They often fight, not with bows and arrows, but with huge blow-pipes—as long as a man—using clay balls or little darts which have been dipped in poison. With these blow-pipes they can kill men and animals. These savage Indians catch fish for food, not with a line or net, but by putting poison in the streams where the fish are. The poison kills the fish and they float on the top, but it doesn’t spoil them for eating. The Indians of Ecuador are the most savage Indians now known, but in the country just south of Ecuador, in the country called Peru, once lived the most civilized Indians ever known. They lived not in tents or wigwams or huts, but in palaces, and they were very intelligent and very rich. They were called Incas and their capital was named Cuzco. The Incas had great treasures of gold and silver, and when the Spaniards first came to South America looking for gold or silver they found it in Cuzco already mined. All they had to do was to take it away from the Incas. This was easy because the Spaniards had guns, and the Incas, who had no such thing, were no match for them in a fight. So the Spaniards won and simply helped themselves to the gold, and made the Incas work in the mines for more. However, the joke was on the Spaniards, for many of their ships sailing back to Spain with their stolen treasure were captured by the pirates.
Many of the Spaniards who stayed in Peru married Indian women, so now most of the people in Peru are a mixture of Spanish and Indian.
There is little left of Cuzco, except ruins of the old Inca palaces.

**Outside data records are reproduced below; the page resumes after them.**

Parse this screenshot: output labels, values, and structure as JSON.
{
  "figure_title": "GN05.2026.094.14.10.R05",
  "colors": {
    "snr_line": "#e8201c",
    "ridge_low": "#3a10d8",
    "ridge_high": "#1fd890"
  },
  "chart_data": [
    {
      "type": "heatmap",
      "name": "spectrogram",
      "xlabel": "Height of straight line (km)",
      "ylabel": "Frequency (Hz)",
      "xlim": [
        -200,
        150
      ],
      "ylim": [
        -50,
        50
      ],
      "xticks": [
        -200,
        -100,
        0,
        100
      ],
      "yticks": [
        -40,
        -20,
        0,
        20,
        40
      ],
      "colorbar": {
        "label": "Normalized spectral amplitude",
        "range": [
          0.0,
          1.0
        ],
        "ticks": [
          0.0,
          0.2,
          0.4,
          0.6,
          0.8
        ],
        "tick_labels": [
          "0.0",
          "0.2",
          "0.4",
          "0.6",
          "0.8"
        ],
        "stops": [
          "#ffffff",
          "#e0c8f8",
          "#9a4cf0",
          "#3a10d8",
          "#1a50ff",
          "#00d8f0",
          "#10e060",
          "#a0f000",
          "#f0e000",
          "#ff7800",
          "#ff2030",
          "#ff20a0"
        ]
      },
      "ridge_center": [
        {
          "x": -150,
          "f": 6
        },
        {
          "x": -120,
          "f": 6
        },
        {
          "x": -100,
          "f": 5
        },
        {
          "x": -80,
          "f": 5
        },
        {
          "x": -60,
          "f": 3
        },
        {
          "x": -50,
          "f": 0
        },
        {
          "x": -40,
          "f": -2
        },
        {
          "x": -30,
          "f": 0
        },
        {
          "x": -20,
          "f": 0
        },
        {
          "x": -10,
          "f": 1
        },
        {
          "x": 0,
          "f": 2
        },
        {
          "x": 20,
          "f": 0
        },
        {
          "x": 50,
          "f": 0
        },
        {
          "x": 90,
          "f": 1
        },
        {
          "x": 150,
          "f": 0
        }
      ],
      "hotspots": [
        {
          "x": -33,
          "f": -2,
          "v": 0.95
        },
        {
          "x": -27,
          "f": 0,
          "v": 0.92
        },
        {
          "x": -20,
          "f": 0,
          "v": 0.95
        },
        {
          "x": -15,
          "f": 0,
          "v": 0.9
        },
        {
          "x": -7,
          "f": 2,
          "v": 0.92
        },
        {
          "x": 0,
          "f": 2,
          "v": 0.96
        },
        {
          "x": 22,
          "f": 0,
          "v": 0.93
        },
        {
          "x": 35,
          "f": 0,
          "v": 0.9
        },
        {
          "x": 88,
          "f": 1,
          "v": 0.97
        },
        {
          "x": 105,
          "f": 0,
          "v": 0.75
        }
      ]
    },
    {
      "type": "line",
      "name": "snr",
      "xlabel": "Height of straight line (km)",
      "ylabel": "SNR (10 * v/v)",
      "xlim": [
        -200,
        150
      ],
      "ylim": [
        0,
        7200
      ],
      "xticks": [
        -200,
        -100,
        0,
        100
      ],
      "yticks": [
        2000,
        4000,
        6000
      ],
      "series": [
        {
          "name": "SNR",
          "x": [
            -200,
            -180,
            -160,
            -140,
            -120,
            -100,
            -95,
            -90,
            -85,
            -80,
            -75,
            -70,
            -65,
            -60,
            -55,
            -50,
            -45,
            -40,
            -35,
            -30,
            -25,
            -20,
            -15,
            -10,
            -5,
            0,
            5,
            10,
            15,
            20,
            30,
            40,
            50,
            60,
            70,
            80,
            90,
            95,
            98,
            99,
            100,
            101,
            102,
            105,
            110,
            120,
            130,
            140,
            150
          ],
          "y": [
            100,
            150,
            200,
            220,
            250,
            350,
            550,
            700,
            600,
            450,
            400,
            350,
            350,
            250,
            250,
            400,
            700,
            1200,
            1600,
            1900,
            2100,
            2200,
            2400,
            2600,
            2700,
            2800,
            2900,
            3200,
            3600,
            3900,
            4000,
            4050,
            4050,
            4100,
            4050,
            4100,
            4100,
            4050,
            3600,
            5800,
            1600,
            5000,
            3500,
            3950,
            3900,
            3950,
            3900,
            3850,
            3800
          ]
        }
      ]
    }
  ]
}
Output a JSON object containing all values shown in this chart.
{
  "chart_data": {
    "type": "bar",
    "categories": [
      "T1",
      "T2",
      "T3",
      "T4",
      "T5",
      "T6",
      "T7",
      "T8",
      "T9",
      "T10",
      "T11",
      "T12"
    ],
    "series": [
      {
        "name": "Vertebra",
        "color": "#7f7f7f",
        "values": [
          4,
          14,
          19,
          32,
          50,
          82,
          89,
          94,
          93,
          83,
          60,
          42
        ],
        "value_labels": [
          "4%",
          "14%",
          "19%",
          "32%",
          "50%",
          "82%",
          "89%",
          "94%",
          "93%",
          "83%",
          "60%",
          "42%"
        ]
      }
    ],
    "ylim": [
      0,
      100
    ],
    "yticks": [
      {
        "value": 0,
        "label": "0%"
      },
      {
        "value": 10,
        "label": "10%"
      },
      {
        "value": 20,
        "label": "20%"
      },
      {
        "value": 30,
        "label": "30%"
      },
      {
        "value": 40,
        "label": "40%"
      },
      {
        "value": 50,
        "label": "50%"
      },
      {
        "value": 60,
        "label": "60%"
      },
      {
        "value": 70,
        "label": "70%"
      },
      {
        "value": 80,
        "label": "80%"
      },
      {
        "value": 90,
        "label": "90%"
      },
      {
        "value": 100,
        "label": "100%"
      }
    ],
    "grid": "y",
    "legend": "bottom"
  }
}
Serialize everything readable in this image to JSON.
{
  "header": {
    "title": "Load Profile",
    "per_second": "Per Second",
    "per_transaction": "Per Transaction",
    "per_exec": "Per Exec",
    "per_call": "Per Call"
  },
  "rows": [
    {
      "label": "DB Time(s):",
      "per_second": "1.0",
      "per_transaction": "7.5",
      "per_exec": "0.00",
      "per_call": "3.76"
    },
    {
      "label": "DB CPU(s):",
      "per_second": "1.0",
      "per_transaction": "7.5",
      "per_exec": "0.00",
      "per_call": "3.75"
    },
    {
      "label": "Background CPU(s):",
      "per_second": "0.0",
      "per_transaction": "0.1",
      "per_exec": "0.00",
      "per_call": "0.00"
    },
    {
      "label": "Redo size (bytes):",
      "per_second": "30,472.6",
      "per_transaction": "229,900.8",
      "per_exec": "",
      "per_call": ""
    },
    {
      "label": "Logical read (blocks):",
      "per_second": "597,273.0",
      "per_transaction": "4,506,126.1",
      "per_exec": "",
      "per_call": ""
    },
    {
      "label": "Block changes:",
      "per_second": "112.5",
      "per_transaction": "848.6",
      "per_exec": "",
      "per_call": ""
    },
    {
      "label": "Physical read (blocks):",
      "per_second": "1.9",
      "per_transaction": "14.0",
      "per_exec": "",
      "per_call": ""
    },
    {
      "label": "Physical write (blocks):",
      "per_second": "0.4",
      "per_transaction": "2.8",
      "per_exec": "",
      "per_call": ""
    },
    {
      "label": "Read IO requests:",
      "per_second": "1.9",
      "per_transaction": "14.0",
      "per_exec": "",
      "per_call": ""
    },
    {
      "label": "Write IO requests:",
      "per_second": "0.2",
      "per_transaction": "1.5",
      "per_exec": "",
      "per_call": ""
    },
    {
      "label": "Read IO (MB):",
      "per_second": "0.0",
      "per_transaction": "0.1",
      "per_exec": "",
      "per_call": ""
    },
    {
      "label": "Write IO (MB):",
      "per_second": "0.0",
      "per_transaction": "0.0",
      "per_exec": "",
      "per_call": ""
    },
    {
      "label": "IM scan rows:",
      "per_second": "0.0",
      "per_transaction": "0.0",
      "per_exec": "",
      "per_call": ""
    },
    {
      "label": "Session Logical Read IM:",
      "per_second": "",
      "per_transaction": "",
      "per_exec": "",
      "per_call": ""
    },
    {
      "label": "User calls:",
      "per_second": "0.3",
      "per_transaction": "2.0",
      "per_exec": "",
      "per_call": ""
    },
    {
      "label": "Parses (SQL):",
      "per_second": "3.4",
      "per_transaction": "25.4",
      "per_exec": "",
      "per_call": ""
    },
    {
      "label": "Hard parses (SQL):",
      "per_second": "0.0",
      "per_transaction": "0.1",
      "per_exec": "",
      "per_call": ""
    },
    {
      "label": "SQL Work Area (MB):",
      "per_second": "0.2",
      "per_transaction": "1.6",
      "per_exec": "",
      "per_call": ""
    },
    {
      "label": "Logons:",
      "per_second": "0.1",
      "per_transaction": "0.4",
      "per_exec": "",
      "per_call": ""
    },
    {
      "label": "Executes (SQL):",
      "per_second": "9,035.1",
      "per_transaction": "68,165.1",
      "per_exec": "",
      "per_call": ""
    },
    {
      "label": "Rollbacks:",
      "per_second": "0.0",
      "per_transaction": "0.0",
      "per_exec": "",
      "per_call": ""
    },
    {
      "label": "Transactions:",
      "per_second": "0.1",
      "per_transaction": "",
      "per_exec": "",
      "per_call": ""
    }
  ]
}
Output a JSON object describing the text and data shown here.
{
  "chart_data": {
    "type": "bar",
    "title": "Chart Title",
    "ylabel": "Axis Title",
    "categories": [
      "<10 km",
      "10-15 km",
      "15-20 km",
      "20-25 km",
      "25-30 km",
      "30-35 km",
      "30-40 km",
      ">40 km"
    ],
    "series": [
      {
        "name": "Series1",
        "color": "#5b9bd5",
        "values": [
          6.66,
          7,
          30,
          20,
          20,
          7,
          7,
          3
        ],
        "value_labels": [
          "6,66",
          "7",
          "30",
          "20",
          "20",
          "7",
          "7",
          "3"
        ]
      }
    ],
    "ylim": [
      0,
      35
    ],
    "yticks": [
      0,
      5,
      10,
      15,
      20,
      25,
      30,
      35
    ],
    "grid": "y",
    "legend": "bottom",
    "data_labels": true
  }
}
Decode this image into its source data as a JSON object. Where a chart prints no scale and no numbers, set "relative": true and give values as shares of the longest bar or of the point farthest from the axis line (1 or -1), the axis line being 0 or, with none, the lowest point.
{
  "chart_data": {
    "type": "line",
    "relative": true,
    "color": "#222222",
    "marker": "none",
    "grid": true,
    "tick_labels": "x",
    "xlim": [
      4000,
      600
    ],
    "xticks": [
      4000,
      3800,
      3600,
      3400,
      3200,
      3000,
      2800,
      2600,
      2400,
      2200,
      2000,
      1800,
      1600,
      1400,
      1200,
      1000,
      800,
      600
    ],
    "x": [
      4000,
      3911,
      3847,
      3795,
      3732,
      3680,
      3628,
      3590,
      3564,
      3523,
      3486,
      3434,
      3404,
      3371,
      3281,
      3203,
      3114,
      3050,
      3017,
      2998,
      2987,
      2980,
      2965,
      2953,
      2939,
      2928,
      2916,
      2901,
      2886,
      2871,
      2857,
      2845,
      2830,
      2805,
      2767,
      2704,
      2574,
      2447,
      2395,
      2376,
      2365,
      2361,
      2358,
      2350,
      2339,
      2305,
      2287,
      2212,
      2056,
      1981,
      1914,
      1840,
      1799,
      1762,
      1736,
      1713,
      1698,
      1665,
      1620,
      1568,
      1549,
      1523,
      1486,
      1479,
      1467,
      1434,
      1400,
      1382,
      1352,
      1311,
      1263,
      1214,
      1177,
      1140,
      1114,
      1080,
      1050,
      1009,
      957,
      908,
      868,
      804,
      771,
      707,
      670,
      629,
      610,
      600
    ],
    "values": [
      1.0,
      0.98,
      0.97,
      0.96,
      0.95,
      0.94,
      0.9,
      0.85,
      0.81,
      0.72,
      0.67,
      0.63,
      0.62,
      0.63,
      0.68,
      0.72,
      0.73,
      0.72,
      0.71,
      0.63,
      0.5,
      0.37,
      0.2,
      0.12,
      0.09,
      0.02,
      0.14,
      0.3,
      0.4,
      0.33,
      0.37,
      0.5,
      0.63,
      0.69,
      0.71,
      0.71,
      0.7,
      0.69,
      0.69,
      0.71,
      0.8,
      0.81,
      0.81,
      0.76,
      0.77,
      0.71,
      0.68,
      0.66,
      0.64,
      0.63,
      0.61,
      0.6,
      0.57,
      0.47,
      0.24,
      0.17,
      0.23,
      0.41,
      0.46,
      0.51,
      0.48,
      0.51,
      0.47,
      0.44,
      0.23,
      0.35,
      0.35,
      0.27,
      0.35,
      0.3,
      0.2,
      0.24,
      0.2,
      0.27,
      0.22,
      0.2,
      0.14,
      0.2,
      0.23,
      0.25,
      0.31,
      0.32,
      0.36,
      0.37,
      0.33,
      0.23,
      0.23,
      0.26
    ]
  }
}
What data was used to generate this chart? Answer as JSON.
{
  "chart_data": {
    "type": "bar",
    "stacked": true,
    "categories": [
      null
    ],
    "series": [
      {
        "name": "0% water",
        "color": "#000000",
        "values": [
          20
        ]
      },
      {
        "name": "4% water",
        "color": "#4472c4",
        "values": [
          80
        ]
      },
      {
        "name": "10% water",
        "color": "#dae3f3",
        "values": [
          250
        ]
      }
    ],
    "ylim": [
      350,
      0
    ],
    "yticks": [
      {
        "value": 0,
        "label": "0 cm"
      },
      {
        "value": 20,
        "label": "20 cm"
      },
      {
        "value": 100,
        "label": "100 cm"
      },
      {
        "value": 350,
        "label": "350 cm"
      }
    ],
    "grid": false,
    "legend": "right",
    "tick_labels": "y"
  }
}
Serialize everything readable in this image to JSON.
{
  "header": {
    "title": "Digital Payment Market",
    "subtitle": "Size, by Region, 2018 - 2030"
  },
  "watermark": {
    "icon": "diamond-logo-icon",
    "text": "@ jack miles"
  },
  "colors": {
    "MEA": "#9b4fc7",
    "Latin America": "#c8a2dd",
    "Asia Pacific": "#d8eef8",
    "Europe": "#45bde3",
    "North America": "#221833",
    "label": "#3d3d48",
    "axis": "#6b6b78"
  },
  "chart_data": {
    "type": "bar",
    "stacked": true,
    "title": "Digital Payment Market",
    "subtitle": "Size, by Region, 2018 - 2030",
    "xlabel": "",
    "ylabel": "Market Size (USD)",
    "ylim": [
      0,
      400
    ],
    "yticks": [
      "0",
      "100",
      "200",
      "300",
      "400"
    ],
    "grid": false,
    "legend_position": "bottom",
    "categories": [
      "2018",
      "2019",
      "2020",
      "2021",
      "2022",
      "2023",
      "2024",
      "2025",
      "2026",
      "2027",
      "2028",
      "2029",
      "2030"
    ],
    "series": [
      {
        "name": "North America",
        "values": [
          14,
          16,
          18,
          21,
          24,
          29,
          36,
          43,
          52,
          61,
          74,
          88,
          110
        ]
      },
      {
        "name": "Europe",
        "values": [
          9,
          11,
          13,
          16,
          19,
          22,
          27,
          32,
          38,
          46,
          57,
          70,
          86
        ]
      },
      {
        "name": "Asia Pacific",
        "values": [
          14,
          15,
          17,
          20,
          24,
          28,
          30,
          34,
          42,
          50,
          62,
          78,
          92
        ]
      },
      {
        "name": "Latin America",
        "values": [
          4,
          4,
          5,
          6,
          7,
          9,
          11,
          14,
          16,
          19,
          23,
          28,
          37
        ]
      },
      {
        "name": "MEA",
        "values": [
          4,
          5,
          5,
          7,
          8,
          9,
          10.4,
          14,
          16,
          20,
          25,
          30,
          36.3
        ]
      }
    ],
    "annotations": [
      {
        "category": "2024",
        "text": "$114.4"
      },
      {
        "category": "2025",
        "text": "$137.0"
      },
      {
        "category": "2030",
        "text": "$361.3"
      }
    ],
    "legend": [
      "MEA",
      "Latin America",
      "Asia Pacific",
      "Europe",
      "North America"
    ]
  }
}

The present capital of Peru is Lima, but Lima beans don’t come from there. A medicine that is often given for fever does come from Peru, however. The Indians found that the bark of a certain tree when stewed in water made a kind of tea that was good for fever. When the white man came, he found it was good for fever too. So now the bark of this tree is gathered and sent to other countries to be used in making medicine to cure fevers. The medicine is called quinine.
In the United States loads are usually carried on freight trains or trucks but in the Andes Mountains they are usually carried on the backs of a little animal called a llama. A llama is something like a small camel without a hump.